Résolution | Nombre de cases |
Dimension fractale moyenne |
Écart-type | Erreur quadratique sur la moyenne |
---|---|---|---|---|
204 | 1 | 1,660 | - | 0,004 |
102 | 4 | 1,468 | 0,116 | 0,058 |
51 | 16 | 1,125 | 0,384 | 0,096 |
25,5 | 44 | 1,028 | 0,286 | 0,043 |
12,75 | 151 | 0,740 | 0,308 | 0,025 |
6,375 | 521 | 0,097 | 0,273 | 0,012 |
3,1875 | 1 111 | 0 | - | - |
1,59375 | 1 371 | 0 | - | - |
Résolution | Nombre de cases |
Dimension fractale moyenne |
Écart-type | Erreur quadratique sur la moyenne |
210 | 1 | 1,690 | - | 0,004 |
105 | 4 | 1,505 | 0,113 | 0,057 |
52,5 | 16 | 1,205 | 0,503 | 0,126 |
26,25 | 43 | 1,187 | 0,364 | 0,056 |
13,125 | 157 | 0,964 | 0,381 | 0,030 |
6,5625 | 569 | 0,594 | 0,503 | 0,021 |
3,28125 | 1 935 | 0 | - | - |
1,64063 | 3 434 | 0 | - | - |
Ce chapitre a une nouvelle fois montré que la dimension fractale « globale » était différente des dimensions fractales « locales ». Le concept de « dynamique d'échelle » est clairement au cœur de l'analyse des résultats des dimensions fractales « locales », tant de la répartition des communes et des hameaux en dépendant, que dans une sous-structure de cet ensemble que représente la répartition des châteaux.
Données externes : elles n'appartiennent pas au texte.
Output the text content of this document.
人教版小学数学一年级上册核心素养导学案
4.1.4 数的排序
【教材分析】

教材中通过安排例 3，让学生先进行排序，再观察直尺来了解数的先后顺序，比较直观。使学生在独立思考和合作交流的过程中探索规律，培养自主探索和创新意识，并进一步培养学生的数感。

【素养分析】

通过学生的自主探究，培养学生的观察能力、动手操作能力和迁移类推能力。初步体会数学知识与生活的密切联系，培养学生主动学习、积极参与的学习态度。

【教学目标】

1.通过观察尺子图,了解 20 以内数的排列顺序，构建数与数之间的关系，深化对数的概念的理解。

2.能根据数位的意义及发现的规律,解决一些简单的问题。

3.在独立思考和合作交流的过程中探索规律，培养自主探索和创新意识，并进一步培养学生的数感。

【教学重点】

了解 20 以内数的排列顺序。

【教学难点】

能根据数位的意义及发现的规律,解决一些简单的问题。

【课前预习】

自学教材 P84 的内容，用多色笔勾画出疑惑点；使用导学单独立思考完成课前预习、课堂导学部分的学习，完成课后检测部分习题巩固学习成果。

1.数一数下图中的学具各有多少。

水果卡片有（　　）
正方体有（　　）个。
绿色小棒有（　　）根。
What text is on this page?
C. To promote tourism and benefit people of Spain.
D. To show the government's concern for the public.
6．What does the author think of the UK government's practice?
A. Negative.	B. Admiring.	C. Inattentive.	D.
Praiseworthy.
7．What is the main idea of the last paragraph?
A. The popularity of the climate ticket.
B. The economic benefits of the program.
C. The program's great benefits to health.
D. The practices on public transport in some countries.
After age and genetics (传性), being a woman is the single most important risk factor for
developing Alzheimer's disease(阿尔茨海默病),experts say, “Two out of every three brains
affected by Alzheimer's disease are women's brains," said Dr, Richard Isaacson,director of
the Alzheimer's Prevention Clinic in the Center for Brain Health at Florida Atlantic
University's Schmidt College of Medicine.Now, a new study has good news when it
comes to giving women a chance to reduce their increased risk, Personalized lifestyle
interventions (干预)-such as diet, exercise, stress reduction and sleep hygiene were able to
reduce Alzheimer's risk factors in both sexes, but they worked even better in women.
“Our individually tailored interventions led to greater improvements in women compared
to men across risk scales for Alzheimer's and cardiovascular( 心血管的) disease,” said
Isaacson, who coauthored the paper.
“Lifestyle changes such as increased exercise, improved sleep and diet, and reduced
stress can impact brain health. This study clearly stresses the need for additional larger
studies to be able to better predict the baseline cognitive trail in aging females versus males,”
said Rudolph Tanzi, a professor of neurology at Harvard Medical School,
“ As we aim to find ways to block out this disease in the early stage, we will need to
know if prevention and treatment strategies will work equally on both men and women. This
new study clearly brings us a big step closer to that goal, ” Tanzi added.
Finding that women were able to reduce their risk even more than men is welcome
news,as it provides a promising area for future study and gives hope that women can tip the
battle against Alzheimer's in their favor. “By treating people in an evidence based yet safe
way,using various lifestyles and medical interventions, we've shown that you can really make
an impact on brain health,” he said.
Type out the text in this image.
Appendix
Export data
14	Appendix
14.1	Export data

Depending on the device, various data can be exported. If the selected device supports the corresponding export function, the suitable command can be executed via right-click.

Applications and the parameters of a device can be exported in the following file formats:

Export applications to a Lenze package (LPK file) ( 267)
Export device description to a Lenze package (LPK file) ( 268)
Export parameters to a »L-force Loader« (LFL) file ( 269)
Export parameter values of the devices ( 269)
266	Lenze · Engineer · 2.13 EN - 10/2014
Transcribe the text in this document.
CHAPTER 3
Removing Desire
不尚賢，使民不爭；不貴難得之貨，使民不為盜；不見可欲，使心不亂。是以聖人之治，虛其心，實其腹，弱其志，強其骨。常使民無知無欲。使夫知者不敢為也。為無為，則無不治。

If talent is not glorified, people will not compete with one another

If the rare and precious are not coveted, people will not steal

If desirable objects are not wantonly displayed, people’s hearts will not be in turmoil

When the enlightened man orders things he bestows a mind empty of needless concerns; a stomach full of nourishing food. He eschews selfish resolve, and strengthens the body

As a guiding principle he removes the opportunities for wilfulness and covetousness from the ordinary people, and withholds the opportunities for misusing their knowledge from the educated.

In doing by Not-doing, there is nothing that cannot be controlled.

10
De plus, l'étude de la répartition de la dimension fractale « locale » à la limite d'une échelle de coupure permet de proposer une méthode qui identifie de manière objective les centres géographiques d'une structure spatiale d'origine anthropique.
Néanmoins, le maillage choisi est complètement arbitraire. Il ne correspond pas à des territoires au sens géographique du terme. Aussi, le chapitre suivant essayera de proposer une approche territoriale via une dimension fractale « locale » qui, pour ne pas être confondue avec les précédentes, sera appelée « dimension fractale territoriale ».